Last week in this space I wrote about Ibrahim Rugova, the head of the Albanian Democratic League of Kosovo and the President of the shadow government the “Republic of Kosovo.” As a believer in nonviolence, Rugova worked for the past ten years to assert the rights of ethic Albanians without resorting to force.
Over the past year this nonviolent approach to resolving differences lost credibility with many ethnic Albanians. The Serb police would arrest or beat an Albanian. The young men in the Kosovo Liberation Army would ambush and kill a Serb policy officer. In retaliation, the Serbs would attack a village that they suspected of helping the Kosovo Liberation Army (KLA).
By February 1999, Clinton officials described Rugova as “fairly ineffective.” A newspaper article said of the KLA “. . . to a man, they dismiss the pacifist path of the writer Ibrahim Rugova, the titular ethnic Albanian leader since 1989, and suggest that his days are over. ‘Like any parent,’ an officer said, ‘he thinks the children will always stay little. But there is a day for them to take their places. He must make way for us, the next generation.’”
What has happened to this next generation? According to a Post article, after a week of NATO bombing, “The ethnic Albanian rebel group . . . is facing imminent military defeat.”

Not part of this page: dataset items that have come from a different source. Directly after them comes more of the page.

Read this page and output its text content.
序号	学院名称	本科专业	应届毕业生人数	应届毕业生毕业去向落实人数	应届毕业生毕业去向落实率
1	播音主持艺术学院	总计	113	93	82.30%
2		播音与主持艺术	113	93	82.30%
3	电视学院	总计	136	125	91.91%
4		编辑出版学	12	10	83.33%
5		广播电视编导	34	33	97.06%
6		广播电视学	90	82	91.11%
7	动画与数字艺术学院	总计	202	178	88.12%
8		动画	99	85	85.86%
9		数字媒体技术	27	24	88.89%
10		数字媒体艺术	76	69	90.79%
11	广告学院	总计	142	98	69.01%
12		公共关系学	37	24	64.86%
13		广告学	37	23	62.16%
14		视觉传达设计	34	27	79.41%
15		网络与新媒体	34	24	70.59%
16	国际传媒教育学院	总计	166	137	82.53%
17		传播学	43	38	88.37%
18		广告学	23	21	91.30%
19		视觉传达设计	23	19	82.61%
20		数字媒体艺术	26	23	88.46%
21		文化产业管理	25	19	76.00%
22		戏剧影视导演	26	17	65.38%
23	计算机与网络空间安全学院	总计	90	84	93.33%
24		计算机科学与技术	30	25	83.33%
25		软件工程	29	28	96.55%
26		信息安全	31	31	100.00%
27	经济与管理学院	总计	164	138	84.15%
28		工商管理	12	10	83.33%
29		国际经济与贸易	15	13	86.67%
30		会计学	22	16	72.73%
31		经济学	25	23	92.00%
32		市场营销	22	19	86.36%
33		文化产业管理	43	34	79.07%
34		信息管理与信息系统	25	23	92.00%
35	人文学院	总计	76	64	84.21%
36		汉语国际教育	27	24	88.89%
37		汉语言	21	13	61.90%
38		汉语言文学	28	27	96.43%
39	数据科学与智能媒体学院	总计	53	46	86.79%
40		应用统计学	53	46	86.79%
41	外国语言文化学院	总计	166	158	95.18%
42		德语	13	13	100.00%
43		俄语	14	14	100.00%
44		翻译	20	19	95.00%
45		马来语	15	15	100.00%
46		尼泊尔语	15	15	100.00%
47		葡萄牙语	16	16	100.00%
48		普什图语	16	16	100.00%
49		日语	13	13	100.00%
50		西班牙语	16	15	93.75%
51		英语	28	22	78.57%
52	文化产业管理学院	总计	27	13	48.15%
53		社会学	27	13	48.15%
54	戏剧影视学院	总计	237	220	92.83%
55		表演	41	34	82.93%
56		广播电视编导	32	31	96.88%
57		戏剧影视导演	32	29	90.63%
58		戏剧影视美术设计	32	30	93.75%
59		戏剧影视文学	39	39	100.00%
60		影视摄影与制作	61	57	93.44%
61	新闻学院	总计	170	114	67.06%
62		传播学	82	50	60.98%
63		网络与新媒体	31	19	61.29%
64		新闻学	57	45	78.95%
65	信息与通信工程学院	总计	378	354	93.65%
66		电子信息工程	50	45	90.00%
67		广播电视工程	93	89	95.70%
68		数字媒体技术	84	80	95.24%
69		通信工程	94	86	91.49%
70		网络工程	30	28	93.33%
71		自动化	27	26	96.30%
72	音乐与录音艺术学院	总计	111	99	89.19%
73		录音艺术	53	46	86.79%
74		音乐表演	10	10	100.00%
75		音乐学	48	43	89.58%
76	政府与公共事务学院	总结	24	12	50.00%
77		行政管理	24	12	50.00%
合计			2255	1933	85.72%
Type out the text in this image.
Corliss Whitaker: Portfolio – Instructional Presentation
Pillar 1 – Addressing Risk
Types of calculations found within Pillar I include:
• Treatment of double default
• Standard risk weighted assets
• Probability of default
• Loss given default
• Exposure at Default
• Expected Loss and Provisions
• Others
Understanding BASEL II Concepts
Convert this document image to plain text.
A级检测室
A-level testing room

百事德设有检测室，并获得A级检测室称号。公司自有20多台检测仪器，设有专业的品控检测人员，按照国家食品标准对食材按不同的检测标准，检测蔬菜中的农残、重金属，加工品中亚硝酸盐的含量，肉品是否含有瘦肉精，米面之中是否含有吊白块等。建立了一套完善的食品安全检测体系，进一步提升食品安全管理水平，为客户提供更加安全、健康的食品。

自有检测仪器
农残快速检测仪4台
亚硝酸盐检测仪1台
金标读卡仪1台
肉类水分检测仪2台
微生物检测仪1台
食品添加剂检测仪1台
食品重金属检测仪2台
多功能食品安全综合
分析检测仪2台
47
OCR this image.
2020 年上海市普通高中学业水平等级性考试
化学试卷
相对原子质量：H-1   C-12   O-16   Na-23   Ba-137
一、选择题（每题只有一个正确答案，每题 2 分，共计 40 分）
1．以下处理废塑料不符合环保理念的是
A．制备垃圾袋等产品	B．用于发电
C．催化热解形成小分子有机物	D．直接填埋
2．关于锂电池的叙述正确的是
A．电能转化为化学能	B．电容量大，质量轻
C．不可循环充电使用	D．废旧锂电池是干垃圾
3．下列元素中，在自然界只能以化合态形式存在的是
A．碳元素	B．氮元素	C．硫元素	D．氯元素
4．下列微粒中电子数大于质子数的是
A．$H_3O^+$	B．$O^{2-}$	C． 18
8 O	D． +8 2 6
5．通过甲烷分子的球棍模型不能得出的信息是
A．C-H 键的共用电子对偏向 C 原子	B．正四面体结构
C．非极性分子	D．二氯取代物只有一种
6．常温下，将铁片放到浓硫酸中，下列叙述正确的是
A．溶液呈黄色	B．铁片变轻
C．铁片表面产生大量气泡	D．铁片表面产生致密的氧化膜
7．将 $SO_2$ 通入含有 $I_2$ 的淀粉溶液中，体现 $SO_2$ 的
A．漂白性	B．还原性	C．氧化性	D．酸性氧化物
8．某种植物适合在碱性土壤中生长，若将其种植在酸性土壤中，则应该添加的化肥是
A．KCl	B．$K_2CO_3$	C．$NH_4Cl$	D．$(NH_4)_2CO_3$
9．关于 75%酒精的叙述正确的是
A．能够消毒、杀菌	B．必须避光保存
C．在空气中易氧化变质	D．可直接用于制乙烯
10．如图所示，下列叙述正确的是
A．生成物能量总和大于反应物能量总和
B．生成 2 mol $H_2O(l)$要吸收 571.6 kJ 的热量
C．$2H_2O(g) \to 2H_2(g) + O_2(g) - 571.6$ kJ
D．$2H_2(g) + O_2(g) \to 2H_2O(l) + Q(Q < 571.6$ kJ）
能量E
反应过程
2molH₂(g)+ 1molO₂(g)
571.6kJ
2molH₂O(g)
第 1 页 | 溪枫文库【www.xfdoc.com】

What has happened to Ibrahim Rugova? April 1, Serb television showed Rugova meeting with Yugoslav president, Slobodan Milosevic. The two men, looked relaxed and a reporter said they were signing a document calling for a peaceful end to the Kosovo crisis. However, other than the television images, which carried the date of April 1, there is no confirmation that the men met that day.
Whatever the fate of Rugova, I hope the dream of Serbs and Albanians living peacefully together will survive this war.